Overview (for conference guide) <=1000 chars

Emerging standards and software often marketed as "Cloud Computing" bring attractive features to improve the operations and elasticity of scientific distributed computing. At the same time, the existing European Grid Infrastructure and Worldwide LHC Computing Grid (WLCG) have been highly customized over the past decade or more to the needs of the VOs and are operating with remarkable success. It is therefore interesting not to replace The Grid with The Cloud, but rather to consider strategies to integrate cloud resources, both commercial and academic, into the existing grid infrastructures, thereby forming a Grid-of-Clouds. This work will present the efforts underway in the CERN IT Experiment Support Group along with the ATLAS Experiment to adapt existing grid workload and storage management services to cloud computing technologies.

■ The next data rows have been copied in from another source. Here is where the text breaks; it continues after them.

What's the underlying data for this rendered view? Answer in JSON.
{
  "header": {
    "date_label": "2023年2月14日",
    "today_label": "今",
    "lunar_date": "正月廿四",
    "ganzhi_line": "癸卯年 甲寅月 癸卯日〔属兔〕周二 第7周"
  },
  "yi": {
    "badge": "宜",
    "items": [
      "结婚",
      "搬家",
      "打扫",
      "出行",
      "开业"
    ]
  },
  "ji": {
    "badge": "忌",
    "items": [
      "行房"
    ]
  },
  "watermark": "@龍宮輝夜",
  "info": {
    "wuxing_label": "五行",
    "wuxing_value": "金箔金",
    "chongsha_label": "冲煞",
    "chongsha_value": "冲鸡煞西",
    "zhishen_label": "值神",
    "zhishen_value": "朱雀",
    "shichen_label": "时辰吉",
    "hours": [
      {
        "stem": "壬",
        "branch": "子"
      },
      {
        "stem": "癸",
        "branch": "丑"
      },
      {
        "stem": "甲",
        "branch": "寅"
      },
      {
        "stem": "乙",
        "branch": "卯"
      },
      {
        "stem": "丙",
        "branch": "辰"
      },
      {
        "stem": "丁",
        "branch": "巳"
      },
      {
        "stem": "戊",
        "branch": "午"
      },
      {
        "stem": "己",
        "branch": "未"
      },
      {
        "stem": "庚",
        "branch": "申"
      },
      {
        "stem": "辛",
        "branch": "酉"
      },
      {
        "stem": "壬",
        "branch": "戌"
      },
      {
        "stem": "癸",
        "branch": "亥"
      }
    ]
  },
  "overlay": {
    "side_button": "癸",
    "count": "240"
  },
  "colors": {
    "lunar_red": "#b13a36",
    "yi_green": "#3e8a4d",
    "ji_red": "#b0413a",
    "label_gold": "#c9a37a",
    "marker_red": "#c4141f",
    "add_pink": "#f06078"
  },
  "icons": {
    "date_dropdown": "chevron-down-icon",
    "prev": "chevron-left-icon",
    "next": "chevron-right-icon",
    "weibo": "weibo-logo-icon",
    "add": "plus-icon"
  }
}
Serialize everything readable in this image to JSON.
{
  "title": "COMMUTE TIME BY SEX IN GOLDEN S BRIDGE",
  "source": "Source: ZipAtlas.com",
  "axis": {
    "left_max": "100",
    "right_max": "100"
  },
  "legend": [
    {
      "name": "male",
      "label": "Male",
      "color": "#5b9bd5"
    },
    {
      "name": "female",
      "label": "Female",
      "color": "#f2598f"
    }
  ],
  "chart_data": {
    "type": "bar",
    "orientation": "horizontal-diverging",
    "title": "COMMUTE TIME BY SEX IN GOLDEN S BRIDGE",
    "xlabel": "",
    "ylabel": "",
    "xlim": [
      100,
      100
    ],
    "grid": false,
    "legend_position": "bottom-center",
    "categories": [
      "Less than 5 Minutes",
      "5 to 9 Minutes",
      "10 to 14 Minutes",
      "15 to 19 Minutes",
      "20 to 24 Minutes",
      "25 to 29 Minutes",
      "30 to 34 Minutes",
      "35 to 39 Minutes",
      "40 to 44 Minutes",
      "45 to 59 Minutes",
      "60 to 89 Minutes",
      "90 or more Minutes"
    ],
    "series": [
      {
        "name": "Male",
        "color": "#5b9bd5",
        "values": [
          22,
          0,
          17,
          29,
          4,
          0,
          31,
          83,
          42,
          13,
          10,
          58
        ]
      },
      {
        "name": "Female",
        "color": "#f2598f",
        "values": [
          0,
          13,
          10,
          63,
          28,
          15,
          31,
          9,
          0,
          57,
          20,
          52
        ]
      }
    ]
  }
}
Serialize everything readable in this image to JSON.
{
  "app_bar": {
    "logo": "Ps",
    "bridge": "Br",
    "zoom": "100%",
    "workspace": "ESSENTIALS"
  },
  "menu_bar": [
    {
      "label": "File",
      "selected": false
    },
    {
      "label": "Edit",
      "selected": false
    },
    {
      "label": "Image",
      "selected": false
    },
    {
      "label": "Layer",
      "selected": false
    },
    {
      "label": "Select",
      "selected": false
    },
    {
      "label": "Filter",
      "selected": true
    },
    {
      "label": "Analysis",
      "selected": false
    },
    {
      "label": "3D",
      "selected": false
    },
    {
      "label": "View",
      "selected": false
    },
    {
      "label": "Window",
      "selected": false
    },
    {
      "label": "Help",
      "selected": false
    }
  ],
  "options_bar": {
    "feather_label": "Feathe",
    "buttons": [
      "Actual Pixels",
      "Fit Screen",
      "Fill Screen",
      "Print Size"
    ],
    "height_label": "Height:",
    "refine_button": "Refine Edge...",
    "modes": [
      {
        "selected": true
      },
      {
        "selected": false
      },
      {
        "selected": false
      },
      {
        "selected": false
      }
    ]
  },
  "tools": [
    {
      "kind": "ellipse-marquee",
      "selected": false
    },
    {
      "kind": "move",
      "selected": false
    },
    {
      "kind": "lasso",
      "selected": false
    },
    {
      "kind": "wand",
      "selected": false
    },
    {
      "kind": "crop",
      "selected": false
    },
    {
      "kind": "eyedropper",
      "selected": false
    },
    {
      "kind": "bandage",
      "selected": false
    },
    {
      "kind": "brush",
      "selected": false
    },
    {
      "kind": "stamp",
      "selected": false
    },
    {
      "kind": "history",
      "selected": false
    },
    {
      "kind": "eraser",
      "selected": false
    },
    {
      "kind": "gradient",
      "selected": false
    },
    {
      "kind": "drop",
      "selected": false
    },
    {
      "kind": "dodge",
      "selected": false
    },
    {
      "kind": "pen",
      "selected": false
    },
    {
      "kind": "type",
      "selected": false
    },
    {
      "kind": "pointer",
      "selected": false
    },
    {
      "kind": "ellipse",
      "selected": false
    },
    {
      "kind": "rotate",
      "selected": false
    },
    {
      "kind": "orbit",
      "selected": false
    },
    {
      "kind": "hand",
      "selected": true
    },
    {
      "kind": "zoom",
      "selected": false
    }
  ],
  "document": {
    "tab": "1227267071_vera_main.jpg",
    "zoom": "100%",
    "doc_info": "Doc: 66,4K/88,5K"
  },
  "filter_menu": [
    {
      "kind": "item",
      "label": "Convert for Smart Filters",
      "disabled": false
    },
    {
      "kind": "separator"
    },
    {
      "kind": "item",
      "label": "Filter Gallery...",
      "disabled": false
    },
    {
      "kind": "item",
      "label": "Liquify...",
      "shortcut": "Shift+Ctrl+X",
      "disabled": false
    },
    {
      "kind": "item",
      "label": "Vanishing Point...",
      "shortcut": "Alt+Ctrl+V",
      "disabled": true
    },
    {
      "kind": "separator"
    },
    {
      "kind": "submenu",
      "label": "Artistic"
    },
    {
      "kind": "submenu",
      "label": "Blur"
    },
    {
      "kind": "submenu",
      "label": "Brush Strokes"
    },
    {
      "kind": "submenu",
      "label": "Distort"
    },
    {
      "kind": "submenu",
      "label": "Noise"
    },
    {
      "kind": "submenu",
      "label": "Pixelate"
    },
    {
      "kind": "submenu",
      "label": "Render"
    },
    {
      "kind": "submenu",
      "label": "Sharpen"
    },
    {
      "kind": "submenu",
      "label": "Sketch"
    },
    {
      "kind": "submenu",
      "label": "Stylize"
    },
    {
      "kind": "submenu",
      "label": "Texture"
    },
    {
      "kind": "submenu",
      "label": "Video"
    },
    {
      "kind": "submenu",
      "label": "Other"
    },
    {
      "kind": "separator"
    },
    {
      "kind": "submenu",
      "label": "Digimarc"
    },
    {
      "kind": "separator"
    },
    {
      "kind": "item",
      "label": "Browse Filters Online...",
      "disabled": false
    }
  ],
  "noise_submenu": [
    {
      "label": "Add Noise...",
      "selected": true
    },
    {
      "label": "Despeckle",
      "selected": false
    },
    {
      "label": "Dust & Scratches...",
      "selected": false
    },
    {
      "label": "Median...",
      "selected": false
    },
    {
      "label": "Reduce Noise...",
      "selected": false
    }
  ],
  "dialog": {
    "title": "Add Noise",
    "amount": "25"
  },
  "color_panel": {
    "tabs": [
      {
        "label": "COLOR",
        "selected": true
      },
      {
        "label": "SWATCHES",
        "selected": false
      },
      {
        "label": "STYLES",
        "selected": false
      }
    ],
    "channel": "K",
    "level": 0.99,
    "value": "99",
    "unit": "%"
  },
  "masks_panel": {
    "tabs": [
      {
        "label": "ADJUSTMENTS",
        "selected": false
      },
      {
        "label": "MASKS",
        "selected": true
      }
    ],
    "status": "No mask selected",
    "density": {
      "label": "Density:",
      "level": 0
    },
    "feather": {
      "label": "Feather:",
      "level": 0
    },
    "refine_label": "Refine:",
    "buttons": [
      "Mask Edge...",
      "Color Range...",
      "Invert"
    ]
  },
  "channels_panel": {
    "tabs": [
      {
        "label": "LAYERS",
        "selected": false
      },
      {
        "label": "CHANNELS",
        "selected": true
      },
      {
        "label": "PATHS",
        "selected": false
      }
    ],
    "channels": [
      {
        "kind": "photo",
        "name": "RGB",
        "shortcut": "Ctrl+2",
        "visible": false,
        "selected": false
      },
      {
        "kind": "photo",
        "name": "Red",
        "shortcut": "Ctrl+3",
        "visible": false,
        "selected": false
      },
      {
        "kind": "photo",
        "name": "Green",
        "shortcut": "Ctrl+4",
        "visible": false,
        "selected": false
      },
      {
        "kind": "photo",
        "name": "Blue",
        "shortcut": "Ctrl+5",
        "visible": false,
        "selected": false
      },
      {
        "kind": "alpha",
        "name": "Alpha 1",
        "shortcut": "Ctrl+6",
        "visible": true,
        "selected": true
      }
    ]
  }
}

Description (aka abstract) <=2000 chars

In mid-2011 the ATLAS experiment formed a Virtualization and Cloud Computing R&D project to evaluate the new capabilities offered by these software and standards (e.g. Xen, KVM, EC2, S3, OCCI) and to evaluate which of the existing grid workflows can best make use of them; this effort is being coordinated by CERN IT Experiment Support. In parallel, many existing grid sites have begun internal evaluations of cloud technologies (such as Open Nebula or OpenStack) to reorganize the internal management of their computing resources. In both cases, the usage of standards in common with commercial resource providers (e.g. Amazon, RackSpace) would enable an elastic adaptation of the amount of computing resources provided in relation to the varying user demand.

In the topic of workload management, we have evaluated a few strategies to add cloud-based sites to the ATLAS PanDA workload management system (WMS). In particular, we have developed a lightweight "cloud factory" service which manages deployed VM instances and can be used by central grid operators for central production or by individual users to perform urgent data analyses on (chargeable) cloud resources. We present results of running sample analyses on virtualized/cloud resources at CERN and in StratusLab. Next, in the topic of cloud storage access and management we wil present tests of remote XROOTD access to input data over the WAN, movement and management of EC2-resident data, and strategies to instantly deploy cloud-resident storage elements.

Impact <=1000 chars

Virtualisation and Cloud Computing bring new features to homogenize the infrastructure layer and improve resource scalability. For the HEP VOs, elastic scaling of resources could be employed to better match provisioned resources to the dynamic demand, thereby decreasing costs and improving the user experience.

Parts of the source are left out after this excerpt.